Westendorp: Es gab schon so einige Meilensteine bei „TV Movie“ - immerhin feiern wir nächstes Jahr schon unseren 25. Geburtstag. Die Geschichte von „TV Movie“ begann in einer Zeit, in der RTL nach Deutschland gezogen ist und durch die Privatsender plötzlich viel mehr Hollywood-Filme im Fernsehen zu sehen waren. Dann kam die zweite Generation der Privatsender mit RTL II, Vox und Kabelkanal. Das Pay-TV hat in Deutschland auch bekanntlich viele Anläufe gebraucht. Premiere damals mit einem einzigen Kanal. Daraus hat sich ja einiges entwickelt bis hin zu der im deutschen Fernsehen eingesetzten Fragmentierung. Dazu kommt jetzt die Herausforderung der non-linearen Programmanbieter. Aus unserer Sicht ist es nie wirklich langweilig geworden im deutschen Fernsehen.

Dafür sorgt ja im Zweifel auch mal „TV Movie“ - mit fragwürdigem Clickbaiting mit Krebserkrankung. Wie sehr ärgert sowas?
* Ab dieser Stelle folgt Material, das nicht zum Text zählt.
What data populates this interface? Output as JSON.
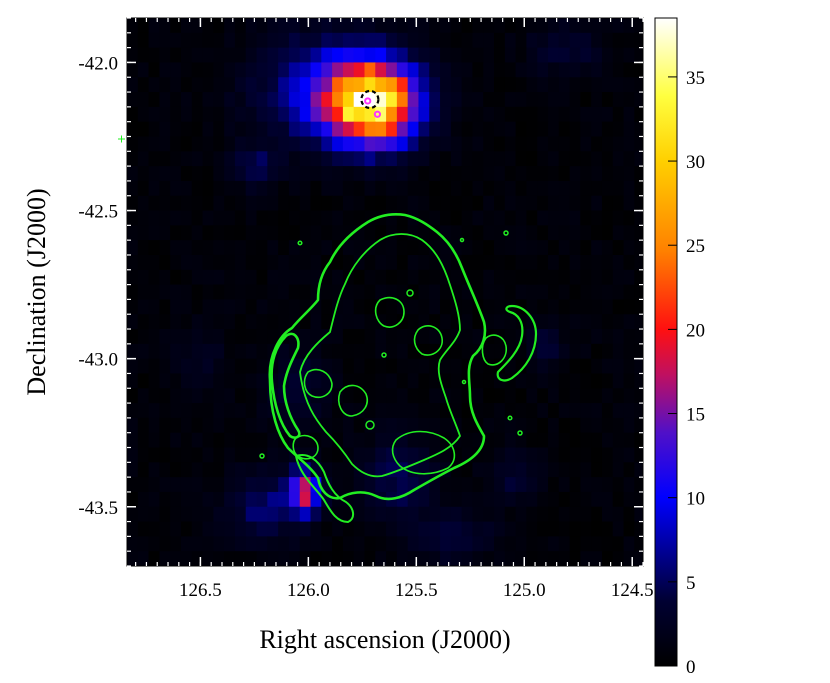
{
  "chart_data": {
    "type": "heatmap",
    "title": "",
    "xlabel": "Right ascension (J2000)",
    "ylabel": "Declination (J2000)",
    "x_range": [
      126.84,
      124.45
    ],
    "y_range": [
      -43.7,
      -41.85
    ],
    "x_ticks": [
      126.5,
      126.0,
      125.5,
      125.0,
      124.5
    ],
    "x_tick_labels": [
      "126.5",
      "126.0",
      "125.5",
      "125.0",
      "124.5"
    ],
    "y_ticks": [
      -42.0,
      -42.5,
      -43.0,
      -43.5
    ],
    "y_tick_labels": [
      "-42.0",
      "-42.5",
      "-43.0",
      "-43.5"
    ],
    "colorbar": {
      "min": 0,
      "max": 38.5,
      "ticks": [
        0,
        5,
        10,
        15,
        20,
        25,
        30,
        35
      ],
      "tick_labels": [
        "0",
        "5",
        "10",
        "15",
        "20",
        "25",
        "30",
        "35"
      ],
      "colormap": "heat (black-blue-magenta-red-orange-yellow-white)"
    },
    "grid": false,
    "pixel_size_deg": 0.05,
    "emission_regions": [
      {
        "ra": 125.7,
        "dec": -42.14,
        "sigma_ra": 0.14,
        "sigma_dec": 0.09,
        "peak": 33
      },
      {
        "ra": 125.9,
        "dec": -42.09,
        "sigma_ra": 0.22,
        "sigma_dec": 0.12,
        "peak": 9
      },
      {
        "ra": 126.02,
        "dec": -43.45,
        "sigma_ra": 0.05,
        "sigma_dec": 0.05,
        "peak": 17
      },
      {
        "ra": 126.2,
        "dec": -43.5,
        "sigma_ra": 0.12,
        "sigma_dec": 0.08,
        "peak": 5
      },
      {
        "ra": 125.58,
        "dec": -43.4,
        "sigma_ra": 0.12,
        "sigma_dec": 0.1,
        "peak": 4
      },
      {
        "ra": 126.25,
        "dec": -42.35,
        "sigma_ra": 0.08,
        "sigma_dec": 0.05,
        "peak": 4
      },
      {
        "ra": 124.8,
        "dec": -41.95,
        "sigma_ra": 0.12,
        "sigma_dec": 0.06,
        "peak": 3
      },
      {
        "ra": 126.05,
        "dec": -43.1,
        "sigma_ra": 0.1,
        "sigma_dec": 0.1,
        "peak": 3
      },
      {
        "ra": 125.05,
        "dec": -43.4,
        "sigma_ra": 0.08,
        "sigma_dec": 0.06,
        "peak": 3
      },
      {
        "ra": 124.9,
        "dec": -42.95,
        "sigma_ra": 0.06,
        "sigma_dec": 0.05,
        "peak": 3
      },
      {
        "ra": 125.35,
        "dec": -43.6,
        "sigma_ra": 0.15,
        "sigma_dec": 0.06,
        "peak": 3
      },
      {
        "ra": 126.5,
        "dec": -43.0,
        "sigma_ra": 0.08,
        "sigma_dec": 0.08,
        "peak": 2
      }
    ],
    "contour_color": "#22ee22",
    "markers": [
      {
        "type": "dashed-circle",
        "ra": 125.715,
        "dec": -42.125,
        "color": "#000000"
      },
      {
        "type": "small-circle",
        "ra": 125.725,
        "dec": -42.13,
        "color": "#ff33ff"
      },
      {
        "type": "small-circle",
        "ra": 125.68,
        "dec": -42.175,
        "color": "#ff33ff"
      }
    ]
  }
}
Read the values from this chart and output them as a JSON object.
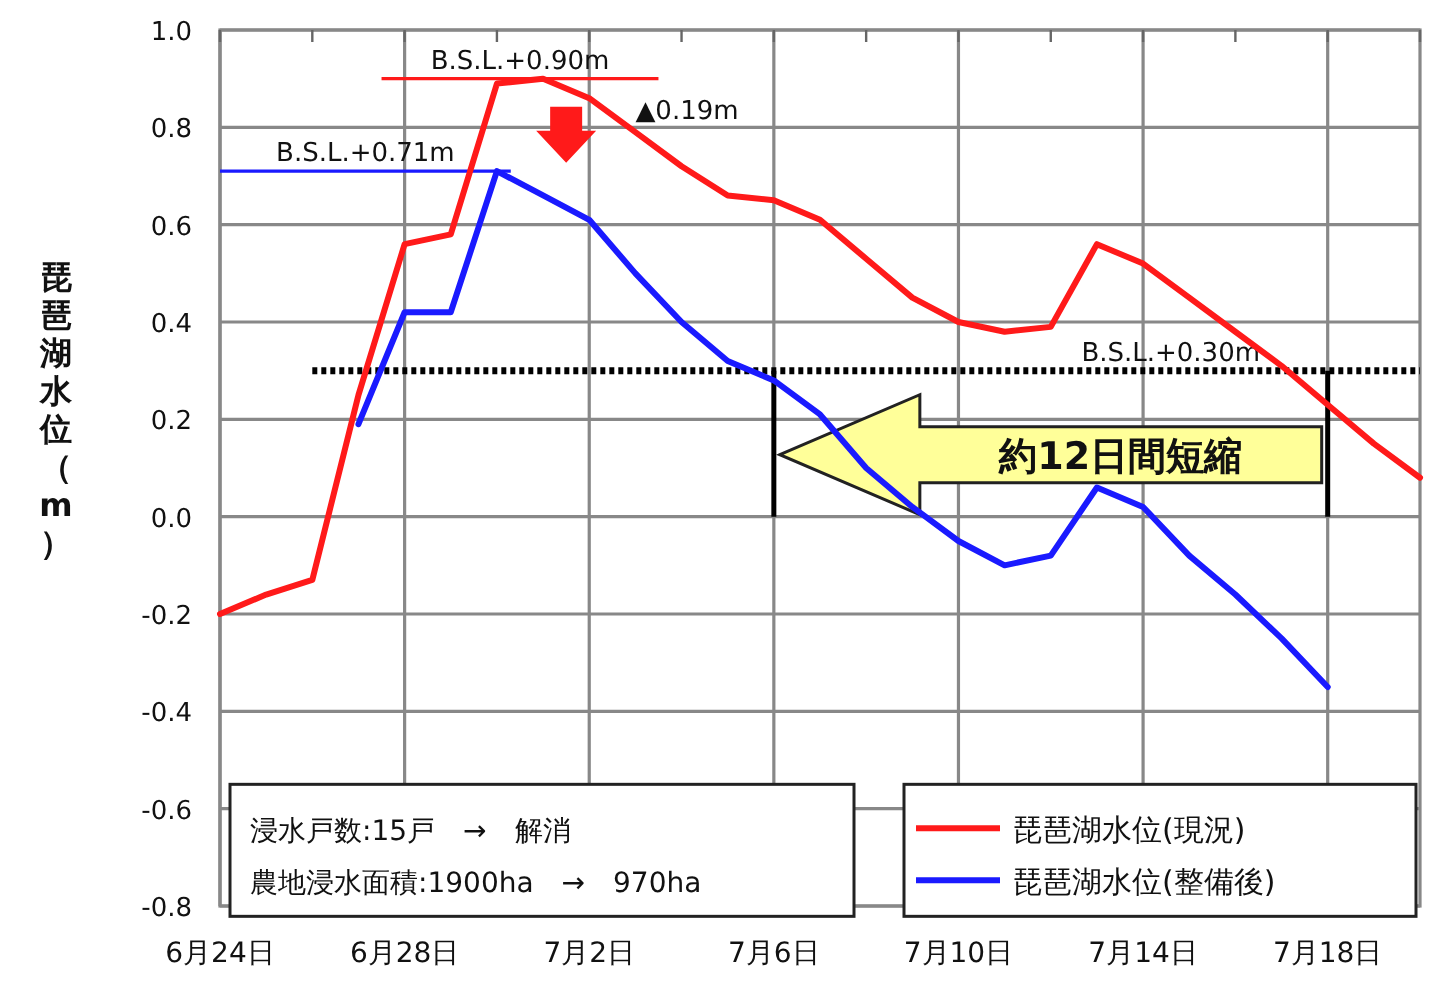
{
  "chart_data": {
    "type": "line",
    "ylabel": "琵琶湖水位（m）",
    "x": [
      "--06-24",
      "--06-25",
      "--06-26",
      "--06-27",
      "--06-28",
      "--06-29",
      "--06-30",
      "--07-01",
      "--07-02",
      "--07-03",
      "--07-04",
      "--07-05",
      "--07-06",
      "--07-07",
      "--07-08",
      "--07-09",
      "--07-10",
      "--07-11",
      "--07-12",
      "--07-13",
      "--07-14",
      "--07-15",
      "--07-16",
      "--07-17",
      "--07-18",
      "--07-19",
      "--07-20"
    ],
    "series": [
      {
        "name": "琵琶湖水位(現況)",
        "color": "#ff1a1a",
        "values": [
          -0.2,
          -0.16,
          -0.13,
          0.25,
          0.56,
          0.58,
          0.89,
          0.9,
          0.86,
          0.79,
          0.72,
          0.66,
          0.65,
          0.61,
          0.53,
          0.45,
          0.4,
          0.38,
          0.39,
          0.56,
          0.52,
          0.45,
          0.38,
          0.31,
          0.23,
          0.15,
          0.08
        ]
      },
      {
        "name": "琵琶湖水位(整備後)",
        "color": "#1a1aff",
        "values": [
          null,
          null,
          null,
          0.19,
          0.42,
          0.42,
          0.71,
          0.66,
          0.61,
          0.5,
          0.4,
          0.32,
          0.28,
          0.21,
          0.1,
          0.02,
          -0.05,
          -0.1,
          -0.08,
          0.06,
          0.02,
          -0.08,
          -0.16,
          -0.25,
          -0.35,
          null,
          null
        ]
      }
    ],
    "xlim": [
      "--06-24",
      "--07-20"
    ],
    "xticks": [
      {
        "value": "--06-24",
        "label": "6月24日"
      },
      {
        "value": "--06-26",
        "label": null
      },
      {
        "value": "--06-28",
        "label": "6月28日"
      },
      {
        "value": "--06-30",
        "label": null
      },
      {
        "value": "--07-02",
        "label": "7月2日"
      },
      {
        "value": "--07-04",
        "label": null
      },
      {
        "value": "--07-06",
        "label": "7月6日"
      },
      {
        "value": "--07-08",
        "label": null
      },
      {
        "value": "--07-10",
        "label": "7月10日"
      },
      {
        "value": "--07-12",
        "label": null
      },
      {
        "value": "--07-14",
        "label": "7月14日"
      },
      {
        "value": "--07-16",
        "label": null
      },
      {
        "value": "--07-18",
        "label": "7月18日"
      },
      {
        "value": "--07-20",
        "label": null
      }
    ],
    "ylim": [
      -0.8,
      1.0
    ],
    "yticks": [
      {
        "value": -0.8,
        "label": "-0.8"
      },
      {
        "value": -0.6,
        "label": "-0.6"
      },
      {
        "value": -0.4,
        "label": "-0.4"
      },
      {
        "value": -0.2,
        "label": "-0.2"
      },
      {
        "value": 0,
        "label": "0.0"
      },
      {
        "value": 0.2,
        "label": "0.2"
      },
      {
        "value": 0.4,
        "label": "0.4"
      },
      {
        "value": 0.6,
        "label": "0.6"
      },
      {
        "value": 0.8,
        "label": "0.8"
      },
      {
        "value": 1.0,
        "label": "1.0"
      }
    ],
    "grid": true,
    "legend": "bottom right",
    "line_style": "solid",
    "ref_lines": [
      {
        "axis": "y",
        "value": 0.9,
        "label": "B.S.L.+0.90m",
        "color": "#ff1a1a"
      },
      {
        "axis": "y",
        "value": 0.71,
        "label": "B.S.L.+0.71m",
        "color": "#1a1aff"
      },
      {
        "axis": "y",
        "value": 0.3,
        "label": "B.S.L.+0.30m",
        "color": "#000000",
        "line_style": "dotted"
      },
      {
        "axis": "x",
        "value": "--07-06",
        "color": "#000000"
      },
      {
        "axis": "x",
        "value": "--07-18",
        "color": "#000000"
      }
    ],
    "annotations": [
      "▲0.19m",
      "約12日間短縮",
      "浸水戸数:15戸　→　解消",
      "農地浸水面積:1900ha　→　970ha"
    ]
  }
}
Zu verantworten hatte das zwar die Bauer Xcel Media, aber ihr Name wird nun mal mit „TV Movie“ verbunden…

Westendorp: Also erst einmal: Ich bin grundsätzlich sehr zufrieden mit der Arbeit meiner Kollegen, die Online verantworten. Dazu muss man wissen, dass wir eine Trennung zwischen Print und Online praktizieren. Da gibt es unterschiedliche Strategien im Markt. Bei Bauer wird das getrennt gemanagt, weil man unterschiedliche Zielgruppen erreichen will und dafür eine entsprechend individuelle Ansprache sucht. Es gab diesen Fall, bei dem die Kollegen übers Ziel hinausgeschossen sind. Das war etwas, was sicherlich auch aufs Print-Produkt und die Marke „TV Movie“ zurückfällt. Wir haben das noch am gleichen Abend korrigiert und uns sofort entschuldigt. Dieser Ausrutscher tut mir sehr leid – das sage ich auch stellvertretend für die Digitalkollegen, da wir uns in der Sache vollkommen einig sind. Eine solche Geschichte sollte sich nicht wiederholen.

Herr Westendorp, Frau Meißner, herzlichen Dank für das Gespräch.